Boom time coming for SaaS vendors

Gartner predicts rich pickings for the on-demand brigade...
Written by Will Sturgeon, Contributor

Gartner predicts rich pickings for the on-demand brigade...

The market for software as a service is set to boom over the next five years – which is great news for companies such as Salesforce.com and others but could spell worse times ahead for traditional software vendors.

According to Gartner the software as a service (SaaS) market will grow from five per cent last year to accounting for 25 per cent of new business software revenues by 2011.

Robert DeSisto, research VP at Gartner, said trends in enterprise software have certainly begun to change.

However, DeSisto added SaaS is still well short of maturity and said many deployments are still focused on either individual departments or within the small to medium-sized enterprise sector.

DeSisto said: "No provider offers the functionality capability or process management capabilities on par with on-premise software to support end-to-end cross departmental business flows."

But the balance of power is unquestionably shifting according to Gartner and for a company such as Salesforce.com, whose outspoken CEO Marc Benioff has been the most vocal evangelist for the 'death of software', it is a strong endorsement of the model.

Lindsey Armstrong, EMEA co-president of Salesforce.com, told silicon.com she believes a "tipping point" is just around the corner as more companies realise they don't want the hassle of installing and managing software in-house.

Philippe Courtot, CEO of on-demand vulnerability management vendor Qualys, said the software as a service boom has caught many traditional on-premise vendors "with their pants down". Many large software vendors, such as Microsoft, are now playing catch-up in an attempt to protect revenues against the attrition of SaaS switchers.

Courtot said of companies such as his own and Salesforce.com: "The marketplace is absolutely coming our way. Companies simply cannot afford or justify the cost of replacing enterprise software."

He said many companies have been loathe to admit they 'backed the wrong horse' when investing in on-premise solutions but he said future replacement cycles will see many opt for a SaaS offering.

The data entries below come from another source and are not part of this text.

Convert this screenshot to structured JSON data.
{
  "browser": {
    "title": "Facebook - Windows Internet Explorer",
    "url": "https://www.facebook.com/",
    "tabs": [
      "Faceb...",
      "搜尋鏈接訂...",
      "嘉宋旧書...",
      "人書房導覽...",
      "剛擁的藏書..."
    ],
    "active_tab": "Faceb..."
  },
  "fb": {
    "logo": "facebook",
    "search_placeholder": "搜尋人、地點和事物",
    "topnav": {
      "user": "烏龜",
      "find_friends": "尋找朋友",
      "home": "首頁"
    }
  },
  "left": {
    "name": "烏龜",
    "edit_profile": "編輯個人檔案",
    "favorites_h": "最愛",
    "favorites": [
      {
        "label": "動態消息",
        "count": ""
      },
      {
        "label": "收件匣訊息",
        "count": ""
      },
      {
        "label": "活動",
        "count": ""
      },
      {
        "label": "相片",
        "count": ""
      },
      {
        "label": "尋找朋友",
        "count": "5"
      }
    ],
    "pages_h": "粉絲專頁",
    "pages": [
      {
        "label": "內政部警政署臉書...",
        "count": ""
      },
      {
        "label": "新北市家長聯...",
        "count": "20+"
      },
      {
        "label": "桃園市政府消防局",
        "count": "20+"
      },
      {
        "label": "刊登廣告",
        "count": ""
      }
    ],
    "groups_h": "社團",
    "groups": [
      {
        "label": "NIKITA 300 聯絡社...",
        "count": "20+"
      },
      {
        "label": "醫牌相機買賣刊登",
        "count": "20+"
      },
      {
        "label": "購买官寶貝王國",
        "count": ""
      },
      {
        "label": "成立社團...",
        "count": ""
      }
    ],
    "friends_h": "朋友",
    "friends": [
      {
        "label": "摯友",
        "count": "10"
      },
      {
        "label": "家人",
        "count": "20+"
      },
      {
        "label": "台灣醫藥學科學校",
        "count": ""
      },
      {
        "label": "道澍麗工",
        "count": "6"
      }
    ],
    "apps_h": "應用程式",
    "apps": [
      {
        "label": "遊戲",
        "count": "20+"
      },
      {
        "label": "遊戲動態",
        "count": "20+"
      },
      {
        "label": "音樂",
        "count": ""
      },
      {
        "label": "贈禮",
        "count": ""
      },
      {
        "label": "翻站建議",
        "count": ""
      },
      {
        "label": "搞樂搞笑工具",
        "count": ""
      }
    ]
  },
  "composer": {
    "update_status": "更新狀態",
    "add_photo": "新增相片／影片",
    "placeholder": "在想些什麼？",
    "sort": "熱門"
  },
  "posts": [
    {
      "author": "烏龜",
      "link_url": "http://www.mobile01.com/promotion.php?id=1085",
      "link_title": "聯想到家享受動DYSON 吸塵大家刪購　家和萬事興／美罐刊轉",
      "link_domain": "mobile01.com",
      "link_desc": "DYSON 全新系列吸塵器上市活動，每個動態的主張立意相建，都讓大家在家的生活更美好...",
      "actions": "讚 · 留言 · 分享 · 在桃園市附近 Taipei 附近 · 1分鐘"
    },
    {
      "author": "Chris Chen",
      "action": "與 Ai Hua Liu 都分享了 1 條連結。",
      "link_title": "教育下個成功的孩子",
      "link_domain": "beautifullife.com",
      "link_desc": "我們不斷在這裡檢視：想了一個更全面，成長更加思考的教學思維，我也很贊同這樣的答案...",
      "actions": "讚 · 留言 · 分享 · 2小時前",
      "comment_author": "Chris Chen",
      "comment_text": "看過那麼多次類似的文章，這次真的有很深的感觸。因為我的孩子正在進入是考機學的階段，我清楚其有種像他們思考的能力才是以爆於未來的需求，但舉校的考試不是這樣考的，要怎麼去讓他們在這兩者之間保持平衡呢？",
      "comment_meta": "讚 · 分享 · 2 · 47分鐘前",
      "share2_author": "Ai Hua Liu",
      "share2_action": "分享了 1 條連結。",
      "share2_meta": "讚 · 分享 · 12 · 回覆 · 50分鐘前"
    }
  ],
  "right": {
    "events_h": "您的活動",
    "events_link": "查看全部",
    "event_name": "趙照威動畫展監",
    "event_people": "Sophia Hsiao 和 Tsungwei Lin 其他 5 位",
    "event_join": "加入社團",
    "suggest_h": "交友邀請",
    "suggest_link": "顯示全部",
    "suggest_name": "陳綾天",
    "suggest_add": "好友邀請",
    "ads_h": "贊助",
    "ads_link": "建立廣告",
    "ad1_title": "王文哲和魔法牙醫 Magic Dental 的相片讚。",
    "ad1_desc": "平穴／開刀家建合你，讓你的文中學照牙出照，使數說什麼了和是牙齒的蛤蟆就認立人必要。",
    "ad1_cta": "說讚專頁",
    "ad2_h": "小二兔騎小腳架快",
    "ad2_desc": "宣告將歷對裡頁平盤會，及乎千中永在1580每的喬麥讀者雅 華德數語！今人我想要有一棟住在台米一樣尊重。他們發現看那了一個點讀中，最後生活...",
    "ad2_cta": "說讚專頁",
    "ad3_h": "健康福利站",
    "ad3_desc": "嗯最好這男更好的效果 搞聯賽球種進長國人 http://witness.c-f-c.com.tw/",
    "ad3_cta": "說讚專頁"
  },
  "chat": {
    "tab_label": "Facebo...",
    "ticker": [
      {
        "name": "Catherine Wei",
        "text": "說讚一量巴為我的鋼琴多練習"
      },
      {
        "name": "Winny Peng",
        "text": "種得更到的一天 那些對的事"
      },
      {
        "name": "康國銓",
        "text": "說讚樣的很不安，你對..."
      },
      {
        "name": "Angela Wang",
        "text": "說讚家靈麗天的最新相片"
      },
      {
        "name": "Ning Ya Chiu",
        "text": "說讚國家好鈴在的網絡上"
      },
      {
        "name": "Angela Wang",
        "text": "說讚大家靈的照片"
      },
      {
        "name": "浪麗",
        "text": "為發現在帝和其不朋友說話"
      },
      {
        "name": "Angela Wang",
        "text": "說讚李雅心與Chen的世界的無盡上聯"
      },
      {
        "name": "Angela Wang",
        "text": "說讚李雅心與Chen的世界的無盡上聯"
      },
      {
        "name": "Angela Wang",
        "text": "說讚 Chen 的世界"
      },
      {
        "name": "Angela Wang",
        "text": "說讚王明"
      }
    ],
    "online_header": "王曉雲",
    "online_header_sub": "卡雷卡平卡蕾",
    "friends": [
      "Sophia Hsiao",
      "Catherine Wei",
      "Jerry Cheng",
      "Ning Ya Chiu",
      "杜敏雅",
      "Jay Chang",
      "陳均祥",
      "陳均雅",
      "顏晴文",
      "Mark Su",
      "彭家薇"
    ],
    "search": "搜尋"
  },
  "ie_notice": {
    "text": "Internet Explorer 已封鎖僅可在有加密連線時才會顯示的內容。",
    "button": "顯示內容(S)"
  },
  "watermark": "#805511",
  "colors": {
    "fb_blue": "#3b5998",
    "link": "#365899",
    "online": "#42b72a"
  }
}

Courtot said IT departments have also been holding on to old ways of working, not wanting to hand over hosting or management to third parties. However, he said they must now give in - a point supported by Gartner's DeSisto.

DeSisto said: "The limited central IT involvement is changing as the IT organisation realises SaaS solutions are here to stay and that they must look to leverage the upside potential of these approaches, rather than see them as a threat to their existing modus operandi."

Marc Benioff, CEO of Salesforce.com, ranked number 30 on silicon.com's 2006 Agenda Setters list. The judges singled him out because of the way software as a service is reshaping the enterprise software market.